Twenty-four-year-old Deirdre Kivlin lived on Greendykes Drive in Edinburgh, Scotland. On July 9th, 1995, a friend contacted her about a potential flat they were moving into in Newington. Deirdre went to the address her friend had indicated, but it turned out that her friend had been playing a prank on her; neither friend nor flat was in evidence.
Likely annoyed, Dierdre seems to have hung around the area for a while, but unfortunately for her, this decision would end up costing her life.
Weeks later, on August 16th, Dierdre’s body was discovered by a plumber in a deep drain at the rear of a tenement building nearby. She had been beaten so severely that her skull had been split open.
Not long afterward, a twenty-six-year-old drug addict named Scott Ballantyne, who sometimes squatted in the building where Dierdre was found, was arrested for her murder. He proclaimed his innocence, but a small amount of Dierdre’s blood was found on his jacket, and authorities also claimed they found fragments of his unemployment benefits form in the vicinity of the murder.
The prosecution argued that Dierdre had perhaps wandered into a place she shouldn’t have been, and that Ballantyne then allegedly bashed her in the head with a brick in the basement of the building before dumping her down the drain out back.

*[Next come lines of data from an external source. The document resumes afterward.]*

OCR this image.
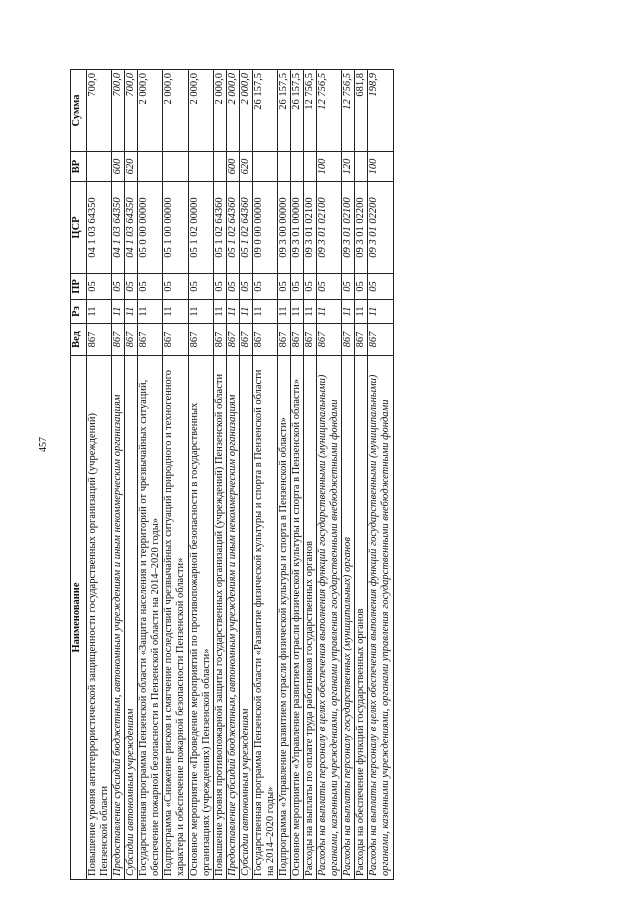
457
Наименование	Вед	Рз	ПР	ЦСР	ВР	Сумма
Повышение уровня антитеррористической защищенности государственных организаций (учреждений) Пензенской области	867	11	05	04 1 03 64350		700,0
Предоставление субсидий бюджетным, автономным учреждениям и иным некоммерческим организациям	867	11	05	04 1 03 64350	600	700,0
Субсидии автономным учреждениям	867	11	05	04 1 03 64350	620	700,0
Государственная программа Пензенской области «Защита населения и территорий от чрезвычайных ситуаций, обеспечение пожарной безопасности в Пензенской области на 2014–2020 годы»	867	11	05	05 0 00 00000		2 000,0
Подпрограмма «Снижение рисков и смягчение последствий чрезвычайных ситуаций природного и техногенного характера и обеспечение пожарной безопасности Пензенской области»	867	11	05	05 1 00 00000		2 000,0
Основное мероприятие «Проведение мероприятий по противопожарной безопасности в государственных организациях (учреждениях) Пензенской области»	867	11	05	05 1 02 00000		2 000,0
Повышение уровня противопожарной защиты государственных организаций (учреждений) Пензенской области	867	11	05	05 1 02 64360		2 000,0
Предоставление субсидий бюджетным, автономным учреждениям и иным некоммерческим организациям	867	11	05	05 1 02 64360	600	2 000,0
Субсидии автономным учреждениям	867	11	05	05 1 02 64360	620	2 000,0
Государственная программа Пензенской области «Развитие физической культуры и спорта в Пензенской области на 2014–2020 годы»	867	11	05	09 0 00 00000		26 157,5
Подпрограмма «Управление развитием отрасли физической культуры и спорта в Пензенской области»	867	11	05	09 3 00 00000		26 157,5
Основное мероприятие «Управление развитием отрасли физической культуры и спорта в Пензенской области»	867	11	05	09 3 01 00000		26 157,5
Расходы на выплаты по оплате труда работников государственных органов	867	11	05	09 3 01 02100		12 756,5
Расходы на выплаты персоналу в целях обеспечения выполнения функций государственными (муниципальными) органами, казенными учреждениями, органами управления государственными внебюджетными фондами	867	11	05	09 3 01 02100	100	12 756,5
Расходы на выплаты персоналу государственных (муниципальных) органов	867	11	05	09 3 01 02100	120	12 756,5
Расходы на обеспечение функций государственных органов	867	11	05	09 3 01 02200		681,8
Расходы на выплаты персоналу в целях обеспечения выполнения функций государственными (муниципальными) органами, казенными учреждениями, органами управления государственными внебюджетными фондами	867	11	05	09 3 01 02200	100	198,9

The defense countered that due to the extent of the victim’s injuries, whoever killed Dierdre would have been covered in blood, not just sprinkled with it, and an expert noted that the blood found on Ballantyne’s jacket appeared as though it had been transferred from another surface, like a wall, instead of being splashed there directly. The identifying papers found at the scene were also explained away; Ballantyne had been staying in the building, so the presence of some of his possessions there did not necessarily make him guilty of the crime.

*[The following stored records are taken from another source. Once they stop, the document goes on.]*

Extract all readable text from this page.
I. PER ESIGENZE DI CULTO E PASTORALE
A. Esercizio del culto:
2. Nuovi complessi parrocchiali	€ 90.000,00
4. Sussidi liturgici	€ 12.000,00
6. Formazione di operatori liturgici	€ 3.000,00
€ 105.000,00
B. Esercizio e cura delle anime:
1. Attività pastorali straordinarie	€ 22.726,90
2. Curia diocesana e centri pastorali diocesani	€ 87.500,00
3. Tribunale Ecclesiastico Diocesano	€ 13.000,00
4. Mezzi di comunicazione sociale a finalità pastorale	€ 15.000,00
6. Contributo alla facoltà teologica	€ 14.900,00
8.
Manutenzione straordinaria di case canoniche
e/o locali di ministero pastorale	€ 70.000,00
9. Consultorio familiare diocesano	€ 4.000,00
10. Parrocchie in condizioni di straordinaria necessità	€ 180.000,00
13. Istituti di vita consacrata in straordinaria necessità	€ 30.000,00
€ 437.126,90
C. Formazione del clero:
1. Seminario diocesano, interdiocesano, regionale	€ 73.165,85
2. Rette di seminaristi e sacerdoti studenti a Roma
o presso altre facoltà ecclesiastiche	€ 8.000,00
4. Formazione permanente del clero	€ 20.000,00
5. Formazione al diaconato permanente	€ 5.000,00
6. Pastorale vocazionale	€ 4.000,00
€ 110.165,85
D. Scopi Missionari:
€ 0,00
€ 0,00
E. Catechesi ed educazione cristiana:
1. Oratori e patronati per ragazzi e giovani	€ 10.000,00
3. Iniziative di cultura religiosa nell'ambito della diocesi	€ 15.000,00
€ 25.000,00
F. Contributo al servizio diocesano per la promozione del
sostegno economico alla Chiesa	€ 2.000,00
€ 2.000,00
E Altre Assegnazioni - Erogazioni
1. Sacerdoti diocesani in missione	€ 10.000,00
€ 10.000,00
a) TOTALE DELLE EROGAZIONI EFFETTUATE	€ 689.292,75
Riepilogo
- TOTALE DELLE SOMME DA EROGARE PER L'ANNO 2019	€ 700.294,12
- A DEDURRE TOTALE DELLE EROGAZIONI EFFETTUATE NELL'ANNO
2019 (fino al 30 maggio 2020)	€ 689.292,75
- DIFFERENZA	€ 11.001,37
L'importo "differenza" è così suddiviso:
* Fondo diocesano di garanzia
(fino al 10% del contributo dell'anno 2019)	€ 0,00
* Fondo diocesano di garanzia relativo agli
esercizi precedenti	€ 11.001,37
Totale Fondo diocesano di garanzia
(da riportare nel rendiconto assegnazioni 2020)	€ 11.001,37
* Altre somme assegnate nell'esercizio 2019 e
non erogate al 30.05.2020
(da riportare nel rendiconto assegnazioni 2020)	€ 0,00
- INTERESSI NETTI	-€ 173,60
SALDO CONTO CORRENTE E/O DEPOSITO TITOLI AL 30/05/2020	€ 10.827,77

In the end, the jury returned a verdict of not proven, and Scott Ballantyne was released. Though police were disappointed, as they believed Ballantyne was the man responsible, Dierdre’s brother Lawrence seemed to be more circumspect, agreeing that the case against Ballantyne was not sufficiently solid to convict him.
Following the trial, there were no further developments in the case, and as of this writing in November 2024, the brutal murder of Deirdre Kivlin is still unsolved.